Awlaki predicted that the new US president would be a hawk against Islamic resistance movements. He was right. Obama would soon give carte blanche to JSOC and the CIA to wage a global manhunt. Capture was option two. Killing those whom the president deemed a threat to the United States was the primary mission, despite public assertions otherwise by military and government spokespeople. JSOC would not just be tasked with killing al Qaeda's top leadership, but with decimating its support infrastructure, killing its way down the chain. It was through this program that Awlaki would find himself in the new president's cross-hairs. He would soon become an American citizen sentenced to death with no trial.

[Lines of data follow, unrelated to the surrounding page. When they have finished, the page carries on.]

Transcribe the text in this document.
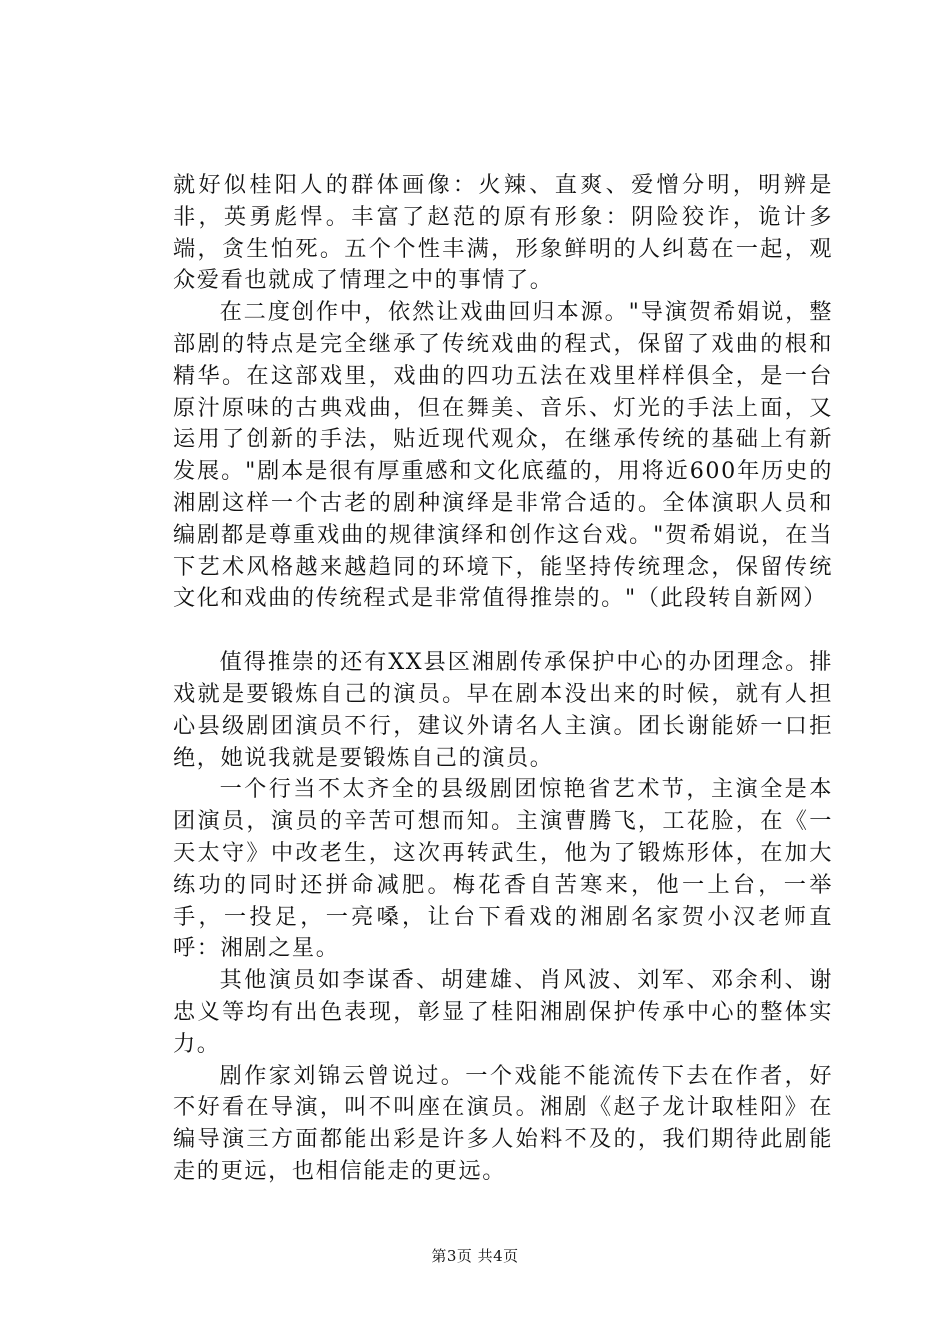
就好似桂阳人的群体画像：火辣、直爽、爱憎分明，明辨是非，英勇彪悍。丰富了赵范的原有形象：阴险狡诈，诡计多端，贪生怕死。五个个性丰满，形象鲜明的人纠葛在一起，观众爱看也就成了情理之中的事情了。

在二度创作中，依然让戏曲回归本源。"导演贺希娟说，整部剧的特点是完全继承了传统戏曲的程式，保留了戏曲的根和精华。在这部戏里，戏曲的四功五法在戏里样样俱全，是一台原汁原味的古典戏曲，但在舞美、音乐、灯光的手法上面，又运用了创新的手法，贴近现代观众，在继承传统的基础上有新发展。"剧本是很有厚重感和文化底蕴的，用将近600年历史的湘剧这样一个古老的剧种演绎是非常合适的。全体演职人员和编剧都是尊重戏曲的规律演绎和创作这台戏。"贺希娟说，在当下艺术风格越来越趋同的环境下，能坚持传统理念，保留传统文化和戏曲的传统程式是非常值得推崇的。"（此段转自新网）

值得推崇的还有XX县区湘剧传承保护中心的办团理念。排戏就是要锻炼自己的演员。早在剧本没出来的时候，就有人担心县级剧团演员不行，建议外请名人主演。团长谢能娇一口拒绝，她说我就是要锻炼自己的演员。

一个行当不太齐全的县级剧团惊艳省艺术节，主演全是本团演员，演员的辛苦可想而知。主演曹腾飞，工花脸，在《一天太守》中改老生，这次再转武生，他为了锻炼形体，在加大练功的同时还拼命减肥。梅花香自苦寒来，他一上台，一举手，一投足，一亮嗓，让台下看戏的湘剧名家贺小汉老师直呼：湘剧之星。

其他演员如李谋香、胡建雄、肖风波、刘军、邓余利、谢忠义等均有出色表现，彰显了桂阳湘剧保护传承中心的整体实力。

剧作家刘锦云曾说过。一个戏能不能流传下去在作者，好不好看在导演，叫不叫座在演员。湘剧《赵子龙计取桂阳》在编导演三方面都能出彩是许多人始料不及的，我们期待此剧能走的更远，也相信能走的更远。

第3页 共4页
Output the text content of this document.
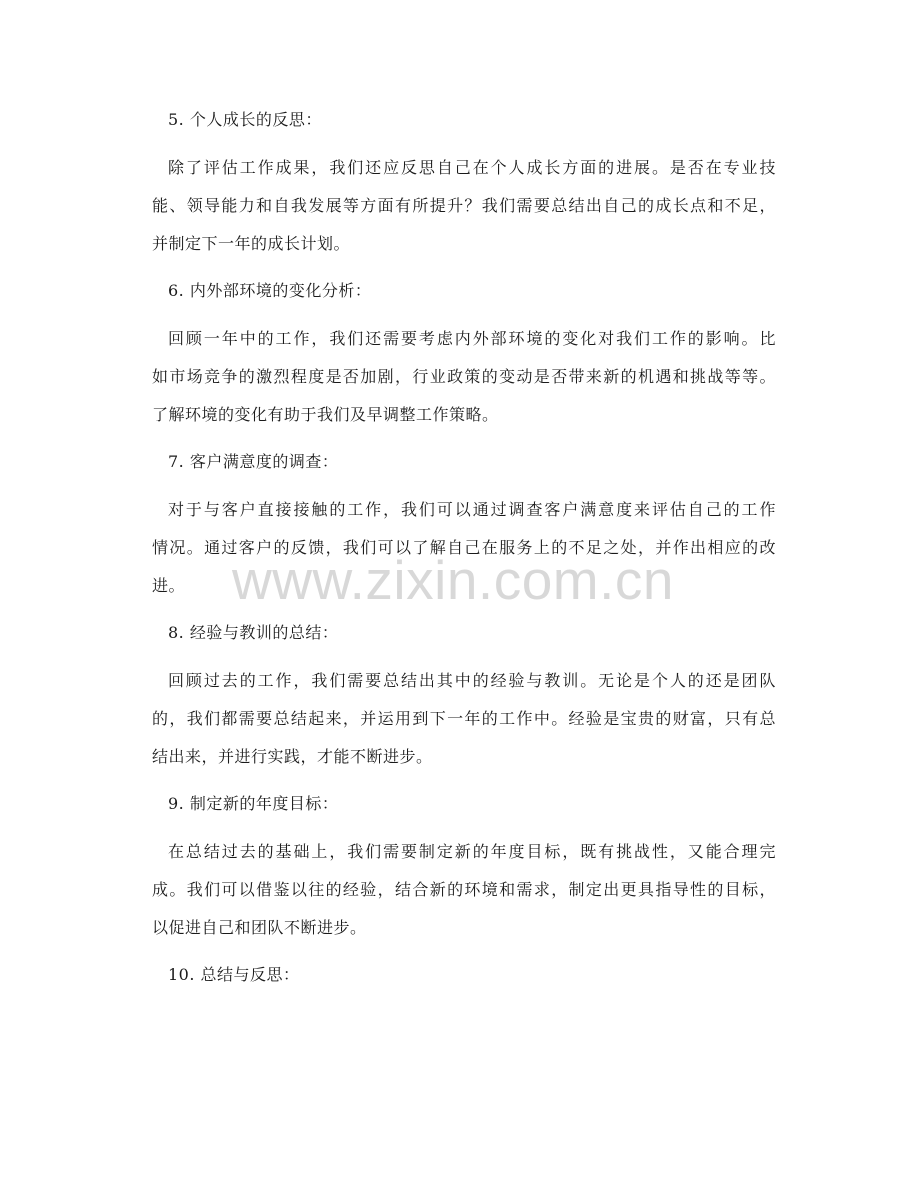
www.zixin.com.cn
5. 个人成长的反思：
除了评估工作成果，我们还应反思自己在个人成长方面的进展。是否在专业技
能、领导能力和自我发展等方面有所提升？我们需要总结出自己的成长点和不足，
并制定下一年的成长计划。
6. 内外部环境的变化分析：
回顾一年中的工作，我们还需要考虑内外部环境的变化对我们工作的影响。比
如市场竞争的激烈程度是否加剧，行业政策的变动是否带来新的机遇和挑战等等。
了解环境的变化有助于我们及早调整工作策略。
7. 客户满意度的调查：
对于与客户直接接触的工作，我们可以通过调查客户满意度来评估自己的工作
情况。通过客户的反馈，我们可以了解自己在服务上的不足之处，并作出相应的改
进。
8. 经验与教训的总结：
回顾过去的工作，我们需要总结出其中的经验与教训。无论是个人的还是团队
的，我们都需要总结起来，并运用到下一年的工作中。经验是宝贵的财富，只有总
结出来，并进行实践，才能不断进步。
9. 制定新的年度目标：
在总结过去的基础上，我们需要制定新的年度目标，既有挑战性，又能合理完
成。我们可以借鉴以往的经验，结合新的环境和需求，制定出更具指导性的目标，
以促进自己和团队不断进步。
10. 总结与反思：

24 “Obama Is Set to Continue the Course Set by Bush”

UNITED STATES,
2002–2008—Barack Obama is an Ivy League-educated constitutional law professor whose political career was carefully plotted. In October 2002, when he was a state senator in Illinois, Obama had staked out a position on the Iraq War that foreshadowed the foreign policy vision he would later articulate as a presidential candidate. “I don't oppose all wars,” Obama declared. “What
I am opposed to
is a dumb war. What I am opposed to is a rash war. What I am opposed to is the cynical attempt by...armchair, weekend warriors in this administration to shove their own ideological agendas down our throats, irrespective of the costs in lives lost and in hardships borne.” Obama would often refer to that speech, but very few Americans heard it at the time. Obama burst onto the scene in 2004 when he delivered a widely praised, fiery keynote address at the Democratic National Convention, won a seat in the US Senate that year and then, three years later, announced his candidacy for president. “
Let's be the generation
that never forgets what happened on that September day and confront the terrorists with everything we've got,” Obama said in his speech announcing his presidential run. “We can work together to track terrorists down with a stronger military, we can tighten the net around their finances, and we can improve our intelligence capabilities.”